According to the summary of facts, the offending happened in the Hutt Valley in the late 70s when the victim was 11 years old.
She was asleep in the man’s home when he crept into the room and lifted the bed covers, using a torch to illuminate her body.
He touched the top of her underwear to expose her genitalia, which woke the victim, who fled. She spent the rest of the night in someone else’s bed.
In an emotional reading of her impact statement in court, the victim told the man his offending still made her sick to her stomach.
Finally having the courage to report him to the police resulted in some of his loved ones turning against the victim.
“Doing this had your immediate family judging me as the person doing wrong, and I should forget it and sweep it under the carpet as they have,” she said.
“I was not doing wrong, I was having a voice for myself.
“Even though your immediate family know what you have done they have decided to ostracise me to protect the secret.”
The victim said he had robbed her of an innocent childhood and a “peaceful, happy life”.
“I may have been your victim all those years but I am stronger, and I now have a voice and you now are being held accountable for the abuse you have done.”
The defendant looked steadily away from the victim while she spoke.
Judge Arthur Tompkins said the man had previous convictions for similar offending between 1959 - when he was 19 - and 1984. The pre-sentence report noted he had little insight into his offending and that he minimised his actions by saying he did not actually touch the victim.
“The only regret recorded is the impact this offending has had on his wife and their relationship,” the judge said.
The wife initially swore an affidavit asking the court to suppress the man’s name, but after NZME opposed the suppression application she swore a further affidavit saying she would end the 49-year marriage if his name was published.

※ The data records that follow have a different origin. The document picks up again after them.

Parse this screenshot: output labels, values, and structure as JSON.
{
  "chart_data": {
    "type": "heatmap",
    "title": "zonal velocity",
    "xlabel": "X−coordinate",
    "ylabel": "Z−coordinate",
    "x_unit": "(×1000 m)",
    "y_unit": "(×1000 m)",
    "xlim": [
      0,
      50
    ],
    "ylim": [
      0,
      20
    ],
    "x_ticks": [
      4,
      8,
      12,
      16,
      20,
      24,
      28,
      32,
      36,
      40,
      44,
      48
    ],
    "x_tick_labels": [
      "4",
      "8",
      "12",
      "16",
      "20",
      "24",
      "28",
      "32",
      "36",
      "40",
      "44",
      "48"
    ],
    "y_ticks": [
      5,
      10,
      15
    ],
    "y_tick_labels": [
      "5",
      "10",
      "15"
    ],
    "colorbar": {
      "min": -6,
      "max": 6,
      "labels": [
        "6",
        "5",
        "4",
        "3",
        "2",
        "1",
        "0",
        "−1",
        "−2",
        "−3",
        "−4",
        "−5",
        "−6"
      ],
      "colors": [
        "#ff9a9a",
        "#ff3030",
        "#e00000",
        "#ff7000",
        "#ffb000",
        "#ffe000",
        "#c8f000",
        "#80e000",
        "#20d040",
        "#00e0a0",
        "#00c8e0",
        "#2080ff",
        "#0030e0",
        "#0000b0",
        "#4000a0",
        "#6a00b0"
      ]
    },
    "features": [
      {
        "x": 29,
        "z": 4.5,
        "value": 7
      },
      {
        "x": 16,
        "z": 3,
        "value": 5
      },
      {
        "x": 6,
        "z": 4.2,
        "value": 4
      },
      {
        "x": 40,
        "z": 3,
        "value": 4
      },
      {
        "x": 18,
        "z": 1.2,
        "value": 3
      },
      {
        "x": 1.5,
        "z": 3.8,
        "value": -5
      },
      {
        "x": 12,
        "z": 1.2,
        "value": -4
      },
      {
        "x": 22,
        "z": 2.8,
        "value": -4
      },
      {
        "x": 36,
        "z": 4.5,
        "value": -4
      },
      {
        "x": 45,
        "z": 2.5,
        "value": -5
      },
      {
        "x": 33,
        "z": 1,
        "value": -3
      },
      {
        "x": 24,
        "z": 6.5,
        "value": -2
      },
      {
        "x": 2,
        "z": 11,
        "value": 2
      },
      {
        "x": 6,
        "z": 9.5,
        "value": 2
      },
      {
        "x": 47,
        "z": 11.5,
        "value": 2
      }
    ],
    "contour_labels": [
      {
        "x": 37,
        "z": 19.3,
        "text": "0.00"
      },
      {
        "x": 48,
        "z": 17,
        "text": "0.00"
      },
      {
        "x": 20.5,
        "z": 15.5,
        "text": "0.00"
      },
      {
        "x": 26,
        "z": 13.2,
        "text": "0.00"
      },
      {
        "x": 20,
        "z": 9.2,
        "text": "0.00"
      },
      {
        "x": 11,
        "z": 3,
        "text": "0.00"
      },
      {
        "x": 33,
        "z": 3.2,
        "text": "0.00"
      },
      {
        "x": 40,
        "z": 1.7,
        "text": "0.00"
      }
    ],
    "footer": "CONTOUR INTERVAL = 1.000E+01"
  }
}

“I really feel I could not go on with our relationship, if [his] name enters into the media, because my friends would see it,” she wrote.
“I could not cope with what people would think of me, if I were to stay in a relationship with someone convicted of child sex offending.”
She also said if his name was published she would lose a close friend who had confided in her about one of her family members being “interfered with”.
But Judge Tompkins said allowing suppression on that basis “would see the court condone [her] retaining a friendship on the basis of a lie”.
The defendant also swore an affidavit, saying every so often he would “start howling”. He said if his relationship were to end it would put him under extreme hardship due to psychological harm.
“She has always stuck by me since she found out about my history of peeping in 1984,” he said.
“All I have is my marriage, ultimately. At my age there is not much else to live for.”
Judge Tompkins declined the application, but the man’s lawyer, Joseph Griffiths, said there could be an appeal. A mandatory interim suppression order is in place until the end of the appeal period.
Griffiths said his client had struggled with “obvious difficulties with a very compulsive type of offending”. The man has not been convicted of any further offending since 1984.
Judge Tompkins sentenced him to five months of community detention and nine months of supervision.